The Baby Arrangement (The Daycare Chronicles 3)
Page 22
“Don’t worry, Mal. Everything is going to remain exactly the same as far as The Bouncing Ball, and the entire complex for that matter, is concerned.”
It wouldn’t be the same without him there.
“I’ll still be around, at least once a week, if not more,” he continued.
So what, he was reading her mind now, like he used to do when they were one? Two parts of a same whole so closely entwined that they knew what the other was thinking.
When had that stopped? Traveling back in her mind, she tried to pinpoint exactly when she’d stopped knowing what Bray was thinking. Or when she’d felt as though he didn’t get her anymore.
She landed...nowhere.
She was probably just too tired.
The day had taken more out of her than she’d thought. Not physically. The procedure had been mildly uncomfortable and over more quickly than she’d expected.
But emotionally.
If all went as expected, she was going to be a mother again. Maybe not this time. Or next. But soon.
And Bray...he was going to be a business owner again. Same plans, same look, same top floor. If not on the current property he was considering, then on one like it.
It was kind of ironic. It seemed like in moving on, neither one of them was actually doing that. They were doing just as they’d done in the past—only this time they were doing it separately.
Mallory had no idea what to make of that.
Chapter Seven
One step, one minute at a time. Mallory spent the next two weeks living her life only in the moment. She might be pregnant; she might not. Didn’t do any good to dwell on it, either way. If she was, great.
And if she wasn’t, she’d try again.
Braden might be leaving soon; he might not—depending on how quickly things came together for him. He was going. She just didn’t know when. Watching for his parking spot to be empty didn’t serve any purpose, either. It would be at some point.
They met for lunch once. He told her that he’d made an offer for the property he’d shown her. He still hadn’t chosen a contractor, but he’d narrowed it down to two.

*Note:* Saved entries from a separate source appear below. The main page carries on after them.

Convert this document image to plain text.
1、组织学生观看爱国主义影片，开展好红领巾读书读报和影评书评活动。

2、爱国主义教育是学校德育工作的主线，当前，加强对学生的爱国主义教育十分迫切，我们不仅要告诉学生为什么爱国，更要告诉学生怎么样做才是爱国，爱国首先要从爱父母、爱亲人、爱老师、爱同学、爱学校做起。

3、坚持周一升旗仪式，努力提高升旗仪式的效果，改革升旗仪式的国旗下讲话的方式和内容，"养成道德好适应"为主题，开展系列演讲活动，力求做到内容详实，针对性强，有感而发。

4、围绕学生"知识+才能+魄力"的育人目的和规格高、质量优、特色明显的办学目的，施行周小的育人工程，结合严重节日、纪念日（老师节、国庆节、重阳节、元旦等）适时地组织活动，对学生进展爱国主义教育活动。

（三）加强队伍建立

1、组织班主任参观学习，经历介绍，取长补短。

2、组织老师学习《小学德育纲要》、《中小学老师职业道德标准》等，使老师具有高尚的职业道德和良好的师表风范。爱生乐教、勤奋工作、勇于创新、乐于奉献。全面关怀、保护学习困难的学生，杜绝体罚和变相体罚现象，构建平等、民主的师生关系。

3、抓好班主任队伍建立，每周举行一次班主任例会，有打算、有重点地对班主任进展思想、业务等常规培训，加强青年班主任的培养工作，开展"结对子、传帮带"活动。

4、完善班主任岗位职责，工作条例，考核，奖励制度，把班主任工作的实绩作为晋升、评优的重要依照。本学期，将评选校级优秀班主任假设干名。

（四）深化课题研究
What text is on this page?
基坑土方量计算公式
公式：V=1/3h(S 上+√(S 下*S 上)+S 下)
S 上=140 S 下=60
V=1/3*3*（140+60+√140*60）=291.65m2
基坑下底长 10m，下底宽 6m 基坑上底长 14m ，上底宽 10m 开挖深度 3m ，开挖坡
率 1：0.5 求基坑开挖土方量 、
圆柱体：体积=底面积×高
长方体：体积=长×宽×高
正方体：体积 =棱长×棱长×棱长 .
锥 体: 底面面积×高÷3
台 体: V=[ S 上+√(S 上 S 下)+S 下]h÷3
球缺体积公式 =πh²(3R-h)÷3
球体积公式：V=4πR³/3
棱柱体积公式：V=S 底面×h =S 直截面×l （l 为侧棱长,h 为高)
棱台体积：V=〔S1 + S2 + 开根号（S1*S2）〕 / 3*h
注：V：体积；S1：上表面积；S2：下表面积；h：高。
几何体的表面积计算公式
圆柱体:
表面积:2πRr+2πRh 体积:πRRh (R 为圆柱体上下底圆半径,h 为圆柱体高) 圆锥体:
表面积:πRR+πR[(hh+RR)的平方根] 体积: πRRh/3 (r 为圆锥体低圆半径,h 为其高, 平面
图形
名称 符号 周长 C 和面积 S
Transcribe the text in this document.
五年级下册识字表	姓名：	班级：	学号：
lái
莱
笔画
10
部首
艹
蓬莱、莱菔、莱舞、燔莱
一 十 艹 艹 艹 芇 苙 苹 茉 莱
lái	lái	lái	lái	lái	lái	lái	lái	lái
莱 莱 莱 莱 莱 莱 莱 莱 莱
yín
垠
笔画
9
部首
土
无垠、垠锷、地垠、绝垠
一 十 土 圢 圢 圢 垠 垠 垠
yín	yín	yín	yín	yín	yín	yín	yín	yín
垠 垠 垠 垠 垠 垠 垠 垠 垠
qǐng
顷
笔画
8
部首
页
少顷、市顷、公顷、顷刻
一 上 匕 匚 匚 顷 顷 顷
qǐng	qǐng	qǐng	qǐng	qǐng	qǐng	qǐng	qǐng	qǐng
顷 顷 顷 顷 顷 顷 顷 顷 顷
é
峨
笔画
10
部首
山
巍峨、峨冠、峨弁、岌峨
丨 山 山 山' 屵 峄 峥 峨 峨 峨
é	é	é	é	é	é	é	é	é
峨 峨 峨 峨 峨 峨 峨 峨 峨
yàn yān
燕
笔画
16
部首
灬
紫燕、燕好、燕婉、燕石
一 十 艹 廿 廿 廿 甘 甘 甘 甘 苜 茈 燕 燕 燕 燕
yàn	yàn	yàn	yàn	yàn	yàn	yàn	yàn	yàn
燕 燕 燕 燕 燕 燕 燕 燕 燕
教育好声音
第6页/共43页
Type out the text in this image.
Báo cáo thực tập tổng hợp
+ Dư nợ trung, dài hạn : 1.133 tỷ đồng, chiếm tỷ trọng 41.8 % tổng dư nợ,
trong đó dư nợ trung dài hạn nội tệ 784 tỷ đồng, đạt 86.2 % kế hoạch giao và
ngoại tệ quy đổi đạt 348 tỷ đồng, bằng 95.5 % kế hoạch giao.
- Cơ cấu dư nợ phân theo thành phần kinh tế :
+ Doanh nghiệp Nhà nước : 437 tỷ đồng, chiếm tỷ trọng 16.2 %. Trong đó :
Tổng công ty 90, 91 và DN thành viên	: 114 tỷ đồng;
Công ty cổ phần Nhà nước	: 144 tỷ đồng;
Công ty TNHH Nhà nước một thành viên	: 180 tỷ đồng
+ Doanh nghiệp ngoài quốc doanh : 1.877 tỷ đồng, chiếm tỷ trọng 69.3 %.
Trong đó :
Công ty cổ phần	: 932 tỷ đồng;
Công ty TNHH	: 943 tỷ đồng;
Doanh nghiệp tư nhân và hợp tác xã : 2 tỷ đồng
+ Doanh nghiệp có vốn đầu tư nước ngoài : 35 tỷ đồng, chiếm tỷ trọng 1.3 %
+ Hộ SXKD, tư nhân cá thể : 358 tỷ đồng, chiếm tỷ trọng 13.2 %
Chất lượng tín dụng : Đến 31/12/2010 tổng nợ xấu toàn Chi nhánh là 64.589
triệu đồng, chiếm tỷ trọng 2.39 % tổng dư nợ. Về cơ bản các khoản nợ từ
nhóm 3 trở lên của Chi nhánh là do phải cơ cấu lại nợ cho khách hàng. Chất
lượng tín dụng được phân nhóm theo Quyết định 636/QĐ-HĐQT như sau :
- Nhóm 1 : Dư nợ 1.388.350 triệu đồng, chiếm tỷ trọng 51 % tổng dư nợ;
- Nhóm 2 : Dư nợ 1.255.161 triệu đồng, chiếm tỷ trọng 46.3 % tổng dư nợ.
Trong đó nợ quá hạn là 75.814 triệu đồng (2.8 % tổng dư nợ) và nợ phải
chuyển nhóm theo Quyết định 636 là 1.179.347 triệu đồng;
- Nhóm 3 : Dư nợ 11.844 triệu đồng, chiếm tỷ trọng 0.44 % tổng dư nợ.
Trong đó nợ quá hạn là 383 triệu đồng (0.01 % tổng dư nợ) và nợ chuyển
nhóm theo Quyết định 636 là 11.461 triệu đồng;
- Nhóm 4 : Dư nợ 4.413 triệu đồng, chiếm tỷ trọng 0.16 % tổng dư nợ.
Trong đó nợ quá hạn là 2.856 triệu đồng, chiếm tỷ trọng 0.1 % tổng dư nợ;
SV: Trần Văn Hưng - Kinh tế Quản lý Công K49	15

And he wasn’t buying a place to live right away. He’d be renting a suite at the hotel half a block away at first, and then looking for something nearby to rent until he had the building up and running. He’d be keeping his condo in San Diego, regardless, and planned to be in town, at the Braden Property Management office, at least one day a week.
So, for all intents and purposes, not that much would change as far as the two of them were concerned. They rarely saw each other more than once a week anyway. And sometimes less than that.
Overall, she was doing just fine. If you didn’t count those moments when she imagined the spare bedroom in her little house as a nursery or touched her stomach and thought about bonding with a new baby.
Oh, and the time she’d lain in the dark and thought about being uncomfortably huge with baby and not having Braden’s back to prop up against. It had taken her half an hour to figure out that she’d use pillows instead. A body pillow. She’d picked one up the next day and she had started using it, too.
On the thirteenth day after her procedure she still didn’t get her period. While that didn’t mean she was pregnant, her nerves tingled with energy all day long and into the evening. So much so that when she was mixing a bowl of tuna salad for a late supper and a knock sounded on her front door, she jerked so hard tuna flew off her spoon onto the counter and wall.
She wasn’t expecting anyone and didn’t usually have people just stop by. In the jeans and purple Bouncing Ball polo shirt she?
?d worn to work that day, she left the mess and went to look out from the corner of the front window. Her house wasn’t big, but it was in a nice, predominantly crime-free neighborhood. Still, she was a woman living alone.
And she might have a baby to protect.
The thought was right there.
She recognized the SUV immediately and pulled open the door.
“Bray? What’s up?”
He’d been to her home. Had taken a look at it with her before she’d purchased it. But he didn’t visit.